By Dhirendra Tripathi
Investing.com – Logitech stock (NASDAQ: LOGI ) rose 2.5% on Tuesday as the company raised its current-year outlook following a beat in the December quarter.
Sales fell but were ahead of estimates as demand for its keyboards, mice, PC gaming and console headsets remained strong.
According to Reuters, Chief Executive Bracken Darrell said the company is now seeing companies examine how their offices will look in future, when people use a mix of home and on-site locations.
"I don't think we are going to go back to offices like we did before. But we are going to need multiple places to work and people are going to need video in those offices because a lot of us are going to be at home, calling in."
That optimism led the company to raise its current-year revenue growth outlook to 2% to 5% in constant currency with adjusted operating income coming in between $850 million and $900 million.
Just last October, it had confirmed its outlook of flat sales growth, plus or minus 5%.
The company’s third quarter was set up for tough comparisons given the pandemic drove sales of those devices to record highs in the same period last year.
Sales of keyboards and combos were up 29%, its ninth consecutive quarter of double digit growth.
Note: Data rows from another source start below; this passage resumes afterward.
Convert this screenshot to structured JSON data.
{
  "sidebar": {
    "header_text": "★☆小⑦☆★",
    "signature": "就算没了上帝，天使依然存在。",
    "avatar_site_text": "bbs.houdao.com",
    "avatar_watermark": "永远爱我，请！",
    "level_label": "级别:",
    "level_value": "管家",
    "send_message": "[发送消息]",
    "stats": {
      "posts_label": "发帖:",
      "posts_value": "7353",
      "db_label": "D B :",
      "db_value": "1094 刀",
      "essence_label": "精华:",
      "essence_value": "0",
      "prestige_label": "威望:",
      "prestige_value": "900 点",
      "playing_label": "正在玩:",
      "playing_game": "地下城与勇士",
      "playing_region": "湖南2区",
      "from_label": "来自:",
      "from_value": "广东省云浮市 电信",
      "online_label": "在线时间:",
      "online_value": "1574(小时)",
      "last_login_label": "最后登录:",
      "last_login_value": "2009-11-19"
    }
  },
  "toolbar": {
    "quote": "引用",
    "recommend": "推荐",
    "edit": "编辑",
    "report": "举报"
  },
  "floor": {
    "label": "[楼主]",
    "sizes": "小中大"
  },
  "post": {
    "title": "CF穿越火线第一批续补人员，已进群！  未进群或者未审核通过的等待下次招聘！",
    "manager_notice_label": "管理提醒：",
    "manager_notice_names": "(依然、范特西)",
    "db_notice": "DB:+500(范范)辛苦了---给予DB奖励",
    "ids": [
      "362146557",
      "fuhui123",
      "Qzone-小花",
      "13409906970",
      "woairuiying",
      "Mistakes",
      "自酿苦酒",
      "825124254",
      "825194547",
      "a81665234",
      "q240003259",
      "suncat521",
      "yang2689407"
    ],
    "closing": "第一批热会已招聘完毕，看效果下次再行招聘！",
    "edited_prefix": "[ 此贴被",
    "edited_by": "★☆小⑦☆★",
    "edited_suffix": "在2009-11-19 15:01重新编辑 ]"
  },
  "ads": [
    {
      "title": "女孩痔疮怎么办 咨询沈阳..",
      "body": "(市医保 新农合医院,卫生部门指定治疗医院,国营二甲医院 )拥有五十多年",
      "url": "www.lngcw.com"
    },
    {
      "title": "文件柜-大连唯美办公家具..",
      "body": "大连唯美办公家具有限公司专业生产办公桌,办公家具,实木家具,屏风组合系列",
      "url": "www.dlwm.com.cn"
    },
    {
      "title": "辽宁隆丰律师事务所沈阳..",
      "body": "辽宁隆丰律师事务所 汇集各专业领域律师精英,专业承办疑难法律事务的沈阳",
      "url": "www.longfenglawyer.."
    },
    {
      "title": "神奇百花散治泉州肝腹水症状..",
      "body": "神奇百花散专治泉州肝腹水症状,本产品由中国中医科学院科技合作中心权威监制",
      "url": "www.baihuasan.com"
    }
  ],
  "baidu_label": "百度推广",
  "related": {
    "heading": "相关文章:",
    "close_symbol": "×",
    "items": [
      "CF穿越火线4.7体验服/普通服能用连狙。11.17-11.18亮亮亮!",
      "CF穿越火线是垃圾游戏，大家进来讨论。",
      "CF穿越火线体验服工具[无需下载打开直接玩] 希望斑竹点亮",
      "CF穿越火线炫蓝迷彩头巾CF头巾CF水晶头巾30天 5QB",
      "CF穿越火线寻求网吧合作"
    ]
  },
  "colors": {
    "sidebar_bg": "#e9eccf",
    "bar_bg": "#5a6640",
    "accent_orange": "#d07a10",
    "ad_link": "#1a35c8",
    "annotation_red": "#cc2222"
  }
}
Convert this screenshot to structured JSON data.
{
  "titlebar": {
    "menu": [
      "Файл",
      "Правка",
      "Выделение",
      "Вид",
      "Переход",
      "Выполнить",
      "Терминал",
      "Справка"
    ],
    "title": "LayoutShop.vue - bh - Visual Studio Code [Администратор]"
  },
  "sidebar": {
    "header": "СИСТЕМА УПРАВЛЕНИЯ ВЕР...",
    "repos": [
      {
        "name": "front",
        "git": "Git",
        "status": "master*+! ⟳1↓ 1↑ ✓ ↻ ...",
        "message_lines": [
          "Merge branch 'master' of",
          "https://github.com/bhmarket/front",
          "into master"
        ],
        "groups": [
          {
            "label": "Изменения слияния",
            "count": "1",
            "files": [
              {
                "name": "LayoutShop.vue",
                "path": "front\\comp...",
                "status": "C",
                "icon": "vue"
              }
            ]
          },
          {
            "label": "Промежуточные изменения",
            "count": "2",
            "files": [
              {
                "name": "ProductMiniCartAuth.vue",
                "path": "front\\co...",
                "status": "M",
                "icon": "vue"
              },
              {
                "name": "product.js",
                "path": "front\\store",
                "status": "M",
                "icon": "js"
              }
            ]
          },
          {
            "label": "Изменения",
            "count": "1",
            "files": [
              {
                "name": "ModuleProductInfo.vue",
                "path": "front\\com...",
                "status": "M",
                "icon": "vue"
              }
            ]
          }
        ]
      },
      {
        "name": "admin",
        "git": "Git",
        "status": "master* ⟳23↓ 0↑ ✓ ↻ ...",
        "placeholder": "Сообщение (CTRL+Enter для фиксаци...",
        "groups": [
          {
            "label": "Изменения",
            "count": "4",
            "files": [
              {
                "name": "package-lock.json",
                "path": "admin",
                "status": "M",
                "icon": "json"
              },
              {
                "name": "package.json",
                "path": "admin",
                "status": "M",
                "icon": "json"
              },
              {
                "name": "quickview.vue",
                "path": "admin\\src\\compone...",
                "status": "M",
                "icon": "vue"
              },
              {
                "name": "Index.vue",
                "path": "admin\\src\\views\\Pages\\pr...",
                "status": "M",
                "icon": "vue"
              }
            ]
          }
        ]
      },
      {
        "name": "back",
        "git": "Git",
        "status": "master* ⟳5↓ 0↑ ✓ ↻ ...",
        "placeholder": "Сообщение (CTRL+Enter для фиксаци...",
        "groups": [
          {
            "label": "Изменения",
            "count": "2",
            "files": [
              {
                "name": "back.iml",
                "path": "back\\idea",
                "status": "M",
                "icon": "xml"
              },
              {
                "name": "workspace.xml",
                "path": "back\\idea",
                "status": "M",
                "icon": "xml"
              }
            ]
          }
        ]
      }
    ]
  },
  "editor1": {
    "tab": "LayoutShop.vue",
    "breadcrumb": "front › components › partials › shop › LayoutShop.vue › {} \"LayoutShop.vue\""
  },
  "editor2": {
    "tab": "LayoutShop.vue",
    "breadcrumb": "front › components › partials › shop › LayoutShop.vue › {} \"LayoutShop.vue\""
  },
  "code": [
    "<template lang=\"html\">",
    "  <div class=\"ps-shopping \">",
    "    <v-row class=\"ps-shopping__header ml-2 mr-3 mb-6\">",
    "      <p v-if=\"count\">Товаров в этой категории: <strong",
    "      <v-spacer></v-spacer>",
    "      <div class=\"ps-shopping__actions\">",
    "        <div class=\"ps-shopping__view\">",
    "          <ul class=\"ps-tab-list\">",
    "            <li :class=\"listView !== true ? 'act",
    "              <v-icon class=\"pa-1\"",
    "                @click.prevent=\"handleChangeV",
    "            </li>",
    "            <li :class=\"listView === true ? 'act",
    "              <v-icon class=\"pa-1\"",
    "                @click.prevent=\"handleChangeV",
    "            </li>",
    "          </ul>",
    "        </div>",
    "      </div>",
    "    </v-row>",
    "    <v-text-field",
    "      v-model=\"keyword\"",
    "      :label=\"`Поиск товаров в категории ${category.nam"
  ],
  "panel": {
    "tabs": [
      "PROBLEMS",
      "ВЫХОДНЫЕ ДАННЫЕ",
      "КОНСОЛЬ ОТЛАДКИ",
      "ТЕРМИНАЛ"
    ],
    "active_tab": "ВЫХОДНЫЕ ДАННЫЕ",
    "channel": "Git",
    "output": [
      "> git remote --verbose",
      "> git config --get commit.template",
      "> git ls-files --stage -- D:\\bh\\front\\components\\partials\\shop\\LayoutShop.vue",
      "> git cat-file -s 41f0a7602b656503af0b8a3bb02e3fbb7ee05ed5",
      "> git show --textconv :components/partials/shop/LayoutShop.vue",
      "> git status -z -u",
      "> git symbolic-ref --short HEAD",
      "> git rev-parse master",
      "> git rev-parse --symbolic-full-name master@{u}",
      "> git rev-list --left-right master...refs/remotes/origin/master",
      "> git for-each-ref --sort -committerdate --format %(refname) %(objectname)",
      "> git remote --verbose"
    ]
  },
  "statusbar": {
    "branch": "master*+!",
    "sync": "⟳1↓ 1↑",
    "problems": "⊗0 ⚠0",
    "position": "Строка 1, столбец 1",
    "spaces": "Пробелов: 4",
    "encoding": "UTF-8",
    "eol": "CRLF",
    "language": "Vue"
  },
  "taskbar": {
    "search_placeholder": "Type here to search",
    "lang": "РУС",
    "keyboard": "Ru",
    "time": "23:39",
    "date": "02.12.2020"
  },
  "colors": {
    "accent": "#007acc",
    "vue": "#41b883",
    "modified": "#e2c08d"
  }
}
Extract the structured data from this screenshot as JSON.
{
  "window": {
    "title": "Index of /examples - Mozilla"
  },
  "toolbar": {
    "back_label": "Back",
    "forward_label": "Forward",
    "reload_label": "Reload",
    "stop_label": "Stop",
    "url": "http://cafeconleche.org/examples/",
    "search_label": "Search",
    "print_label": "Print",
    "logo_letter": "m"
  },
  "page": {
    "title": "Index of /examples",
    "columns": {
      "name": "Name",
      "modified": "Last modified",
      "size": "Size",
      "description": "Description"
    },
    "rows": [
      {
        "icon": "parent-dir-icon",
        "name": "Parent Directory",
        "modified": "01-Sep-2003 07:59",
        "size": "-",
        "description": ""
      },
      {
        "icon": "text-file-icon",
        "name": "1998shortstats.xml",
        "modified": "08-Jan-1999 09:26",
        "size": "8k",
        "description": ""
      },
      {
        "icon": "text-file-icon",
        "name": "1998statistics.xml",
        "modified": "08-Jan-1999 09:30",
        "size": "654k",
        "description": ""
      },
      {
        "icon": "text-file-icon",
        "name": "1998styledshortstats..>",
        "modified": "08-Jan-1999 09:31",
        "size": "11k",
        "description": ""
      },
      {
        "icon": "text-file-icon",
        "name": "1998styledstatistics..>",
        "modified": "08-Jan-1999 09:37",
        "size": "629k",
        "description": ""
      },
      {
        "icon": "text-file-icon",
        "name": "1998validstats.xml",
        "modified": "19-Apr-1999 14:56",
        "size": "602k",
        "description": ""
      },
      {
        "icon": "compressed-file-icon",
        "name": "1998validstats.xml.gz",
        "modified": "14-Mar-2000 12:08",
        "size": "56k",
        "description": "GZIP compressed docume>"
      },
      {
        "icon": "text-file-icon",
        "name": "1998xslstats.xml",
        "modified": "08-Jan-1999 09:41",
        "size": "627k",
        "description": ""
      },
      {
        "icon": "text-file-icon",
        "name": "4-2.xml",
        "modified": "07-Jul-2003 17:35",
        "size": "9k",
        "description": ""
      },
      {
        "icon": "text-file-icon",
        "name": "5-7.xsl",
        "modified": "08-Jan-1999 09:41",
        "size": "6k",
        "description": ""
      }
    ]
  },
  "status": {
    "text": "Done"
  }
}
PC webcam sales fell 12% but the company still managed to grow its market share. Logitech said it is focused on persuading more customers to buy its external webcams that it claims provide a better experience.
Some categories such as mobile speakers, audio and wearables and smart home declined as the company reviews those businesses, including shutting some of them.
Adjusted operating margin took a hit of 4.6 points to 40.6% owing to higher freight costs. Sales fell 35% year-on-year to $1.6 billion while profit per share was $1.55 down 37%.